3 Иван III Васильевич (1440—1505) — великий князь Московский (с 1462), который присоединил к Москве Ярославль, Новгород, Пермь, Тверь, Вятку и другие крупные княжества и земли, в 1480 г. при нем было свергнуто монголо-татарское иго. Иван IV Васильевич (Грозный, 1530—1584) — первый русский царь (с 1547), покоритель Казанского и Астраханского ханств, при нем к России были присоединены сибирские земли.
4 Косморама — демонстрационно-зрелищный механизм.
5 Перечисляются герои произведений Герцена (‘Кто виноват?’), Тургенева (‘Накануне’), Чернышевского (‘Что делать?’).

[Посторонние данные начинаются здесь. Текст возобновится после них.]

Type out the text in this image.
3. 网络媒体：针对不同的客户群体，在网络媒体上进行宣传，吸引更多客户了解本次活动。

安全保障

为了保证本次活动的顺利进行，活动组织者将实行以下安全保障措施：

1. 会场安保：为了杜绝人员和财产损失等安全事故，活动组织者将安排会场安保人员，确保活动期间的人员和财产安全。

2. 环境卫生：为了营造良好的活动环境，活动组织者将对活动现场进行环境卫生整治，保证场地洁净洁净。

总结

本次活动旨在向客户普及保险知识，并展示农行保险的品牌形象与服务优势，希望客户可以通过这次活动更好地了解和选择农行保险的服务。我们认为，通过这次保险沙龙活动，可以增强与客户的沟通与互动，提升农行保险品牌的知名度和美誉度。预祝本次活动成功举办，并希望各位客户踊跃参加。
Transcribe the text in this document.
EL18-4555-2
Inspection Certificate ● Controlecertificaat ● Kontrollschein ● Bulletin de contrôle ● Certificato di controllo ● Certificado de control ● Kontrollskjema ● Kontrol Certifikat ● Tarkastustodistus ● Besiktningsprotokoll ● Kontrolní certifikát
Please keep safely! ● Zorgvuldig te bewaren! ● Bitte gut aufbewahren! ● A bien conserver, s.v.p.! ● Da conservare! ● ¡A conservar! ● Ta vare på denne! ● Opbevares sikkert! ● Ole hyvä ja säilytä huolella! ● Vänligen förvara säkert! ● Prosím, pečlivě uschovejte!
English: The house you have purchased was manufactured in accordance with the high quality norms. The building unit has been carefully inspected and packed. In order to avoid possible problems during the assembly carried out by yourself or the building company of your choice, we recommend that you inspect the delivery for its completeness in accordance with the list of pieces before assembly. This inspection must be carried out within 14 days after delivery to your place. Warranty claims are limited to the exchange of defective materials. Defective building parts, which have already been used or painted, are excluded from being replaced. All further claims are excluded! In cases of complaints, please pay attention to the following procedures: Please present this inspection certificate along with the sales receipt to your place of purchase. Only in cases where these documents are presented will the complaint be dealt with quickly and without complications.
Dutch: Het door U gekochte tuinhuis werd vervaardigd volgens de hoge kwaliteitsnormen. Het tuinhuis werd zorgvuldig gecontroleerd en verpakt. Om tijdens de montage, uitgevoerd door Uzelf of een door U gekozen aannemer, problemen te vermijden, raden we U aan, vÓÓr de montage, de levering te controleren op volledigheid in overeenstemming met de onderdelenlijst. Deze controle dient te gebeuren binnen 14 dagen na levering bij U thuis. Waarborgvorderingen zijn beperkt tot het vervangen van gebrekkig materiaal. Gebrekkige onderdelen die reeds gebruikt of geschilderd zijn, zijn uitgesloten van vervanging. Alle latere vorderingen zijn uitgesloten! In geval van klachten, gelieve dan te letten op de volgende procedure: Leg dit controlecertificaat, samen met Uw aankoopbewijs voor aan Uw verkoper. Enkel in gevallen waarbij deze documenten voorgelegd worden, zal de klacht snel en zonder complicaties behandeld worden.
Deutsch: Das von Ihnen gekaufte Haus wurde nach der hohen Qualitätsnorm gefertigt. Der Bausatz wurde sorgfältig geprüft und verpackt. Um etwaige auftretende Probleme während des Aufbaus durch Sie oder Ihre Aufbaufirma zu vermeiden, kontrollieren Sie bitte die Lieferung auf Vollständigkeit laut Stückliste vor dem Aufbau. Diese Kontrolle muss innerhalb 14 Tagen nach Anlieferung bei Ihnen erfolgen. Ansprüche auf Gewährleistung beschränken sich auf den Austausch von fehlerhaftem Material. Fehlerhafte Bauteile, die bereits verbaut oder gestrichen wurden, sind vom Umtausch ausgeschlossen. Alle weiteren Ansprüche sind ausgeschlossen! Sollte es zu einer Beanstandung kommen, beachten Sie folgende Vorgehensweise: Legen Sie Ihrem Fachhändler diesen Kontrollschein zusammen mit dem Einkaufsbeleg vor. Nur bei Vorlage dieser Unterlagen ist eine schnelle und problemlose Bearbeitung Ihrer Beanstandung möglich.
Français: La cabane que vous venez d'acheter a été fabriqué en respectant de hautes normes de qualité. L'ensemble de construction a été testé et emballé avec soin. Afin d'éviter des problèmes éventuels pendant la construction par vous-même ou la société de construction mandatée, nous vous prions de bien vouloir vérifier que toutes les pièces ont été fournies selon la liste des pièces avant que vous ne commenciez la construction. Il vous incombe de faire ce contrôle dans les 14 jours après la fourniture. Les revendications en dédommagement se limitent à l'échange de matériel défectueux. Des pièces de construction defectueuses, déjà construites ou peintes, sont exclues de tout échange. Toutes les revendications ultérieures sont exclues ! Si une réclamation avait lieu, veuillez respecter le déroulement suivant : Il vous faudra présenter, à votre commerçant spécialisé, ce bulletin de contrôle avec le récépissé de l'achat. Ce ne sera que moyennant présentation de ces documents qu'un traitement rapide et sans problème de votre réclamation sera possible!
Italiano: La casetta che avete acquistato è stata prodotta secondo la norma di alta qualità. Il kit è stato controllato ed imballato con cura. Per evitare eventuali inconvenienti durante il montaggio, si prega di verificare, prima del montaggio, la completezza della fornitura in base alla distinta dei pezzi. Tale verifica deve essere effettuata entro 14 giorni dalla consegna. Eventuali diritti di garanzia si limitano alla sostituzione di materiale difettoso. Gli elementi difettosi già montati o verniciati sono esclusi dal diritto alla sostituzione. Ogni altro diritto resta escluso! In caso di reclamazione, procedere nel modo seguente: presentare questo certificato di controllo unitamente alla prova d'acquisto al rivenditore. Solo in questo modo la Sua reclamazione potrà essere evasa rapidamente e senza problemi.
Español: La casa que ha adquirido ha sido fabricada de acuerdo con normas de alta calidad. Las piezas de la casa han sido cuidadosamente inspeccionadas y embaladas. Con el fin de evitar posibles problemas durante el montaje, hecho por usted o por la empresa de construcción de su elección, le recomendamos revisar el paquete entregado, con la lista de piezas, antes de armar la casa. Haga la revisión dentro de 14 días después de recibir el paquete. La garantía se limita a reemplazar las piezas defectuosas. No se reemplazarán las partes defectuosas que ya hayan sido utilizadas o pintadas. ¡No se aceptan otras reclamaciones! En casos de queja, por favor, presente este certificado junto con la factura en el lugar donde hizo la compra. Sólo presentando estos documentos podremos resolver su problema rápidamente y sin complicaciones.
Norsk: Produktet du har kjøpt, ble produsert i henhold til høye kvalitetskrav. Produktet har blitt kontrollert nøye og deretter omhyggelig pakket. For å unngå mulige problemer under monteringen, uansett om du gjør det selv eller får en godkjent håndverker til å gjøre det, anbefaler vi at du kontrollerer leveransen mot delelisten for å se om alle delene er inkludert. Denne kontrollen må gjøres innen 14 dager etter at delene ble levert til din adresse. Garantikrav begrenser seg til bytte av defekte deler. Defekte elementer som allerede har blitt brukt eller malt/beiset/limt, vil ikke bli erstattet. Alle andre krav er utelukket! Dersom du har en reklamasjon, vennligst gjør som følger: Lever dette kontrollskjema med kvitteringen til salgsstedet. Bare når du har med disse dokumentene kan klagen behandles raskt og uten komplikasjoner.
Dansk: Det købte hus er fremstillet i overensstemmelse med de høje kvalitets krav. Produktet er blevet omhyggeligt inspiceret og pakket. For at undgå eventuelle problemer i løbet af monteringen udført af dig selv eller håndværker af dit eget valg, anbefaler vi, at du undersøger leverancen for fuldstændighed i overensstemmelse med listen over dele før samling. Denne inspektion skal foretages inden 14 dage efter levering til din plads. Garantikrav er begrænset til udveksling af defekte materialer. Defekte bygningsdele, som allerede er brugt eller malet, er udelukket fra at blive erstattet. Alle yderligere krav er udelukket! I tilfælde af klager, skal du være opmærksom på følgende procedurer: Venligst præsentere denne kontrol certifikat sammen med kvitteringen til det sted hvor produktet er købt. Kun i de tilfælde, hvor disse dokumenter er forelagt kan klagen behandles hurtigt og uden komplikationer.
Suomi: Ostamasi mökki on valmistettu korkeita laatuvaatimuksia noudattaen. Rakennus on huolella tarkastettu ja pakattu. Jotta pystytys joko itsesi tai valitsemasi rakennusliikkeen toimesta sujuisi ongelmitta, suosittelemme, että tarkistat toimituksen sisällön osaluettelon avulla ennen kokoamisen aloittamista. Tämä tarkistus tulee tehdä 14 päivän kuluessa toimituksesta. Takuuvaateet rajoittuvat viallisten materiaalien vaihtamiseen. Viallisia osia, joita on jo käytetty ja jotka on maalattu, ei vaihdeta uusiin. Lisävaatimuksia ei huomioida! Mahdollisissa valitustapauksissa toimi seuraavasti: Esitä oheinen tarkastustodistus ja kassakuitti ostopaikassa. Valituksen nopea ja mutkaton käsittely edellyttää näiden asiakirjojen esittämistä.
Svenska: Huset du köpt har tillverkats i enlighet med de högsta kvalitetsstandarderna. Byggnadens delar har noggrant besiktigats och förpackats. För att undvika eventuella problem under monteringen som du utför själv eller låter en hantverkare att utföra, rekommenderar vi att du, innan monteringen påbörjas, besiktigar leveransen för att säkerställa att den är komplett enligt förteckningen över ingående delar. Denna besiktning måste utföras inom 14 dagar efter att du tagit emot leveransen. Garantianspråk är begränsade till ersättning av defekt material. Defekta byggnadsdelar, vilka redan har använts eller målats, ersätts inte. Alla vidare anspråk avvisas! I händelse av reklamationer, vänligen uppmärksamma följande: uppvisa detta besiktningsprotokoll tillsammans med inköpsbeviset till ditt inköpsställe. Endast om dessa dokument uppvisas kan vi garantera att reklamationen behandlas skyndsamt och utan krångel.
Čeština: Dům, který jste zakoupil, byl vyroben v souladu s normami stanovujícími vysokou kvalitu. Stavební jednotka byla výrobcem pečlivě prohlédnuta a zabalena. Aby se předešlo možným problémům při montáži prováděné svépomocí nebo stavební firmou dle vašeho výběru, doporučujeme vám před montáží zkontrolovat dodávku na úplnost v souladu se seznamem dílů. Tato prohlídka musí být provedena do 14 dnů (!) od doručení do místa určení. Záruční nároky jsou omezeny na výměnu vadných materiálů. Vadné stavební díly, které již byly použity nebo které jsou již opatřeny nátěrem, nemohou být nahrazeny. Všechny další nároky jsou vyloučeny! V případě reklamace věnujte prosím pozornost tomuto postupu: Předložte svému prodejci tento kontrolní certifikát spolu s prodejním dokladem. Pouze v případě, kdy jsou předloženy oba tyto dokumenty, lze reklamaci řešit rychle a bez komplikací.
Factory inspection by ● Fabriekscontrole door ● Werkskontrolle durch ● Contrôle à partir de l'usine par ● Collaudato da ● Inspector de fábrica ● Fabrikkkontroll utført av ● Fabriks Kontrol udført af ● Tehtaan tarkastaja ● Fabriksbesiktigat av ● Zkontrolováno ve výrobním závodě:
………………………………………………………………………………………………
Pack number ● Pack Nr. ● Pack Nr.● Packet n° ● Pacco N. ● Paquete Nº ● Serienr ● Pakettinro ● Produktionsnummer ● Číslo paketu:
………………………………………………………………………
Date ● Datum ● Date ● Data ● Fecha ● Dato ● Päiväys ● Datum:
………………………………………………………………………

8 Окончательное название романа Д. С. Мережковского — ‘Юлиан Отступник’ — первая часть трилогии ‘Христос и Антихрист’ (‘Гибель богов’).
7 Из ‘Стихов, сочиненных ночью во время бессонницы’ А. С. Пушкина.
8 Титулярный советник и коллежский секретарь — гражданские чины, соответствующие 9 и 10 классам ‘Табели о рангах’, т. е. низшие, наиболее распространенные (аналогичные военному чину старшего лейтенанта и лейтенанта).
9 Имеется в виду ‘Сцена из ‘Фауста» Пушкина.
10 Сийес Эммануэль Жозеф (1748—1836) — деятель Великой французской революции, один из основателей Якобинского клуба.